Well it seems that this is a new part of the puzzle, filling a hole which we in the data centre business did not realise was there, but one which developers leapt to utilise. We have tried to deliver, but alas we were too late. We tried to deliver solutions like vCloud Director, like OpenStack, but it seems these products were not quick enough, or too clunky, or just too damned difficult to install. So our businesses are already using cloud services, and they are seeing just how great it is. We are losing control of our IT.

But all is not lost, as far as our workloads go, there are no doubt applications perfectly suited to the cloud (for some businesses, at least). We use ServiceNow at my current workplace as our CRM software, and since moving to the cloud the application is faster, more available, and updated far more often.

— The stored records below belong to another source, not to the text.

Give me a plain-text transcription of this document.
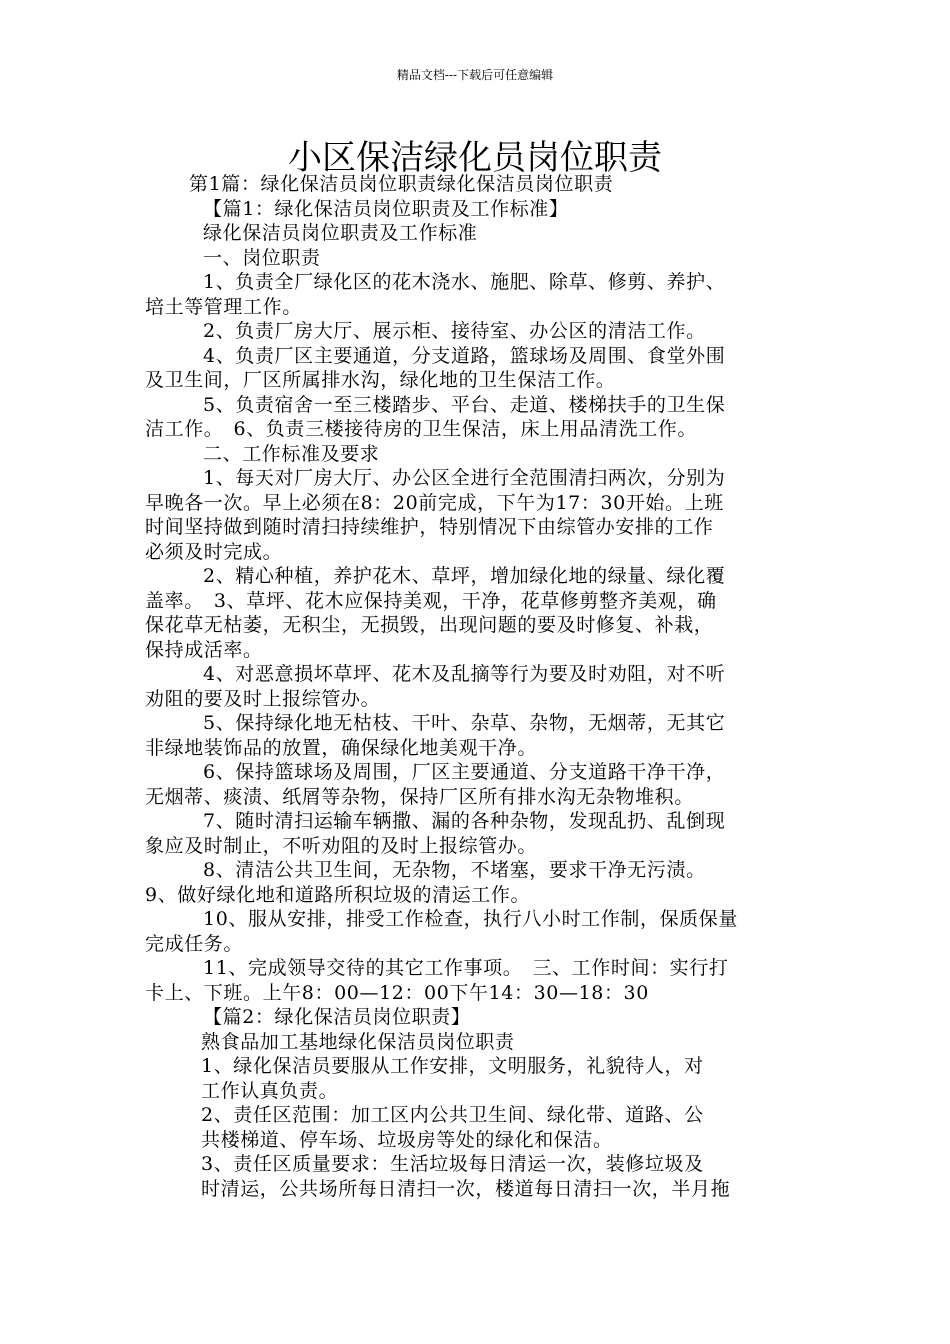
精品文档---下载后可任意编辑
小区保洁绿化员岗位职责

第1篇：绿化保洁员岗位职责绿化保洁员岗位职责

【篇1：绿化保洁员岗位职责及工作标准】

绿化保洁员岗位职责及工作标准

一、岗位职责

1、负责全厂绿化区的花木浇水、施肥、除草、修剪、养护、

培土等管理工作。

2、负责厂房大厅、展示柜、接待室、办公区的清洁工作。

4、负责厂区主要通道，分支道路，篮球场及周围、食堂外围

及卫生间，厂区所属排水沟，绿化地的卫生保洁工作。

5、负责宿舍一至三楼踏步、平台、走道、楼梯扶手的卫生保

洁工作。　6、负责三楼接待房的卫生保洁，床上用品清洗工作。

二、工作标准及要求

1、每天对厂房大厅、办公区全进行全范围清扫两次，分别为

早晚各一次。早上必须在8：20前完成，下午为17：30开始。上班

时间坚持做到随时清扫持续维护，特别情况下由综管办安排的工作

必须及时完成。

2、精心种植，养护花木、草坪，增加绿化地的绿量、绿化覆

盖率。　3、草坪、花木应保持美观，干净，花草修剪整齐美观，确

保花草无枯萎，无积尘，无损毁，出现问题的要及时修复、补栽，

保持成活率。

4、对恶意损坏草坪、花木及乱摘等行为要及时劝阻，对不听

劝阻的要及时上报综管办。

5、保持绿化地无枯枝、干叶、杂草、杂物，无烟蒂，无其它

非绿地装饰品的放置，确保绿化地美观干净。

6、保持篮球场及周围，厂区主要通道、分支道路干净干净，

无烟蒂、痰渍、纸屑等杂物，保持厂区所有排水沟无杂物堆积。

7、随时清扫运输车辆撒、漏的各种杂物，发现乱扔、乱倒现

象应及时制止，不听劝阻的及时上报综管办。

8、清洁公共卫生间，无杂物，不堵塞，要求干净无污渍。

9、做好绿化地和道路所积垃圾的清运工作。

10、服从安排，排受工作检查，执行八小时工作制，保质保量

完成任务。

11、完成领导交待的其它工作事项。　三、工作时间：实行打

卡上、下班。上午8：00—12：00下午14：30—18：30

【篇2：绿化保洁员岗位职责】

熟食品加工基地绿化保洁员岗位职责

1、绿化保洁员要服从工作安排，文明服务，礼貌待人，对

工作认真负责。

2、责任区范围：加工区内公共卫生间、绿化带、道路、公

共楼梯道、停车场、垃圾房等处的绿化和保洁。

3、责任区质量要求：生活垃圾每日清运一次，装修垃圾及

时清运，公共场所每日清扫一次，楼道每日清扫一次，半月拖
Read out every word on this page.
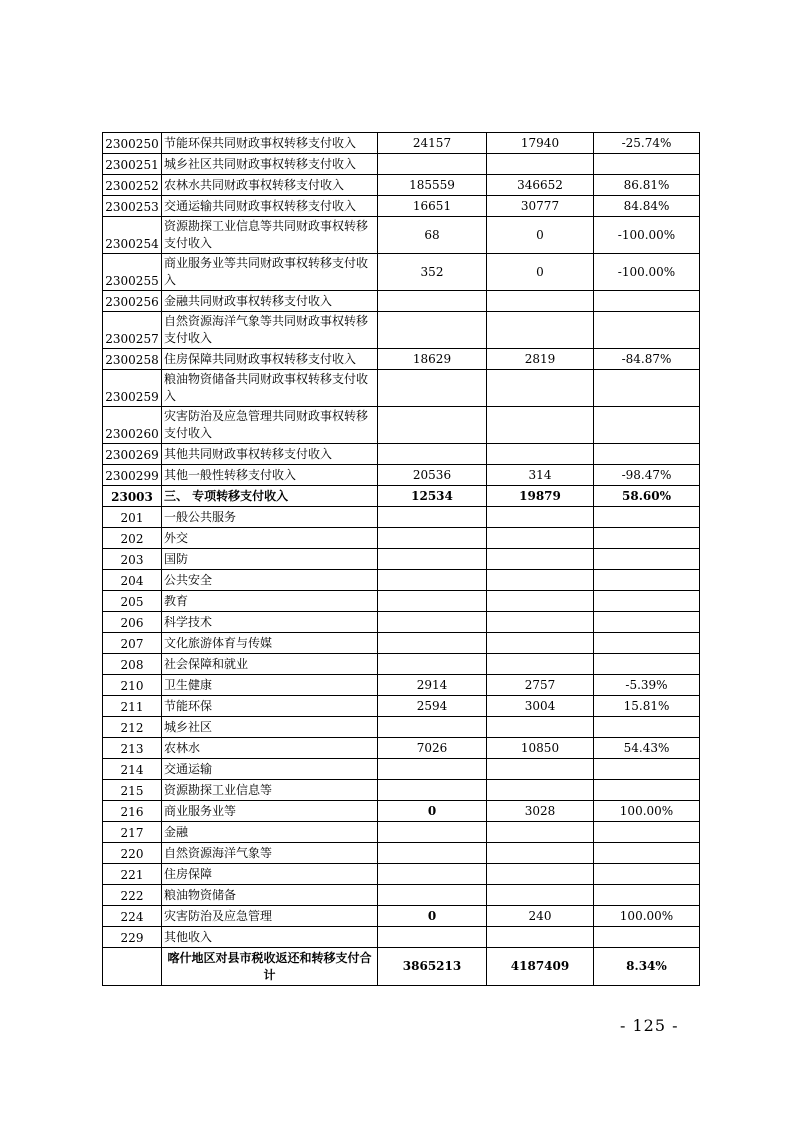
2300250	节能环保共同财政事权转移支付收入	24157	17940	-25.74%
2300251	城乡社区共同财政事权转移支付收入			
2300252	农林水共同财政事权转移支付收入	185559	346652	86.81%
2300253	交通运输共同财政事权转移支付收入	16651	30777	84.84%
2300254	资源勘探工业信息等共同财政事权转移支付收入	68	0	-100.00%
2300255	商业服务业等共同财政事权转移支付收入	352	0	-100.00%
2300256	金融共同财政事权转移支付收入			
2300257	自然资源海洋气象等共同财政事权转移支付收入			
2300258	住房保障共同财政事权转移支付收入	18629	2819	-84.87%
2300259	粮油物资储备共同财政事权转移支付收入			
2300260	灾害防治及应急管理共同财政事权转移支付收入			
2300269	其他共同财政事权转移支付收入			
2300299	其他一般性转移支付收入	20536	314	-98.47%
23003	三、 专项转移支付收入	12534	19879	58.60%
201	一般公共服务			
202	外交			
203	国防			
204	公共安全			
205	教育			
206	科学技术			
207	文化旅游体育与传媒			
208	社会保障和就业			
210	卫生健康	2914	2757	-5.39%
211	节能环保	2594	3004	15.81%
212	城乡社区			
213	农林水	7026	10850	54.43%
214	交通运输			
215	资源勘探工业信息等			
216	商业服务业等	0	3028	100.00%
217	金融			
220	自然资源海洋气象等			
221	住房保障			
222	粮油物资储备			
224	灾害防治及应急管理	0	240	100.00%
229	其他收入			
	喀什地区对县市税收返还和转移支付合计	3865213	4187409	8.34%
- 125 -
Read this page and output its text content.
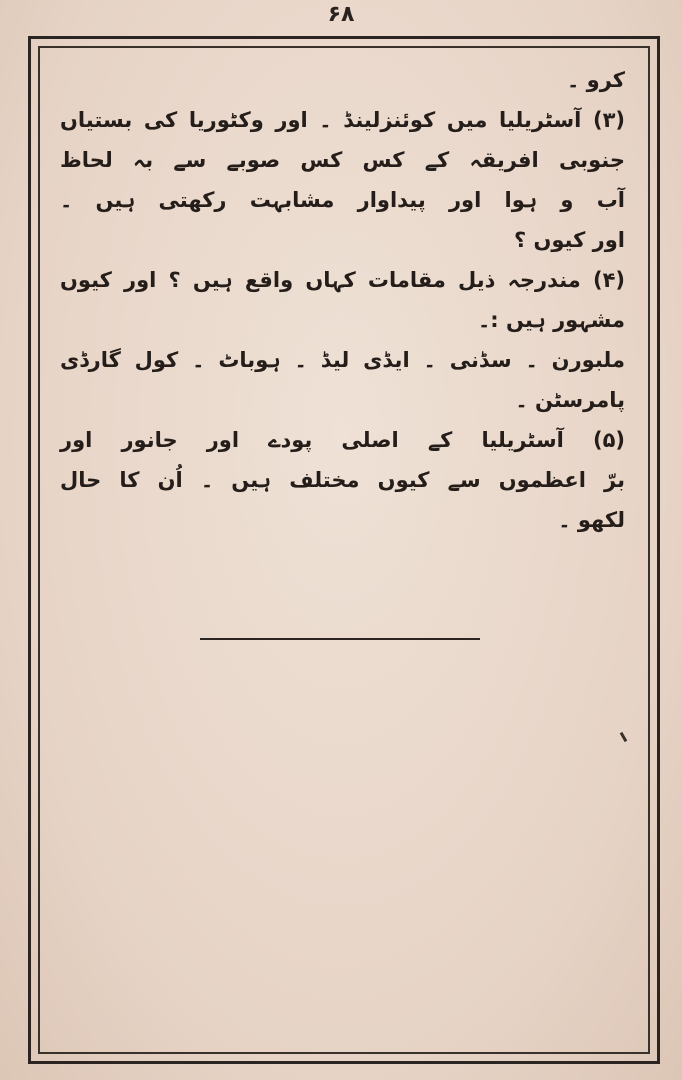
۶۸
کرو ۔
(۳) آسٹریلیا میں کوئنزلینڈ ۔ اور وکٹوریا کی بستیاں
جنوبی افریقہ کے کس کس صوبے سے بہ لحاظ
آب و ہوا اور پیداوار مشابہت رکھتی ہیں ۔
اور کیوں ؟
(۴) مندرجہ ذیل مقامات کہاں واقع ہیں ؟ اور کیوں
مشہور ہیں :۔
ملبورن ۔ سڈنی ۔ ایڈی لیڈ ۔ ہوباٹ ۔ کول گارڈی
پامرسٹن ۔
(۵) آسٹریلیا کے اصلی پودے اور جانور اور
برّ اعظموں سے کیوں مختلف ہیں ۔ اُن کا حال
لکھو ۔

There are no doubt applications that some businesses do not want to put in the cloud though, and despite arguments from both sides, the feeling that data is safer in your on-premises data center, than it is in Amazon’s or Microsoft’s, is still commonplace. Cloud advocates insist that one day all applications will be in the Cloud, I don’t think this will be the case. As Stephen illustrated in his presentation, Cloud Computing will be but one tool that the IT industry has to deliver the services end users need.

VMware’s release of Photon is a good analogy for the way I feel that software delivery will go, with private cloud getting software and hardware offerings which mirror what is going on in public cloud. This will give those IT organisations who don’t want, or are not allowed, to put their applications and data in the cloud, the same tools in-house that developers are crying out for. So we should embrace tools like this, encouraging vendors to release more tools like Photon/Lightwave, which gives us a secure, on-premises approximation of what our developers cry out for, and most importantly, learn to implement, use and support these tools, so that we can be part of the Cloud revolution, and be ready to bring these tools into our toolset.

The overarching message from Stephen’s presentation though, was that Cloud is coming, and soon it will just be another part of what we do. As technology advocates, we learn new tech all the time, and the DevOps movement, Cloud, containerisation, whatever it may be, it is all just more new tech to learn, so don’t be afraid; learn it, do it, master it. We are IT people, that’s what we do.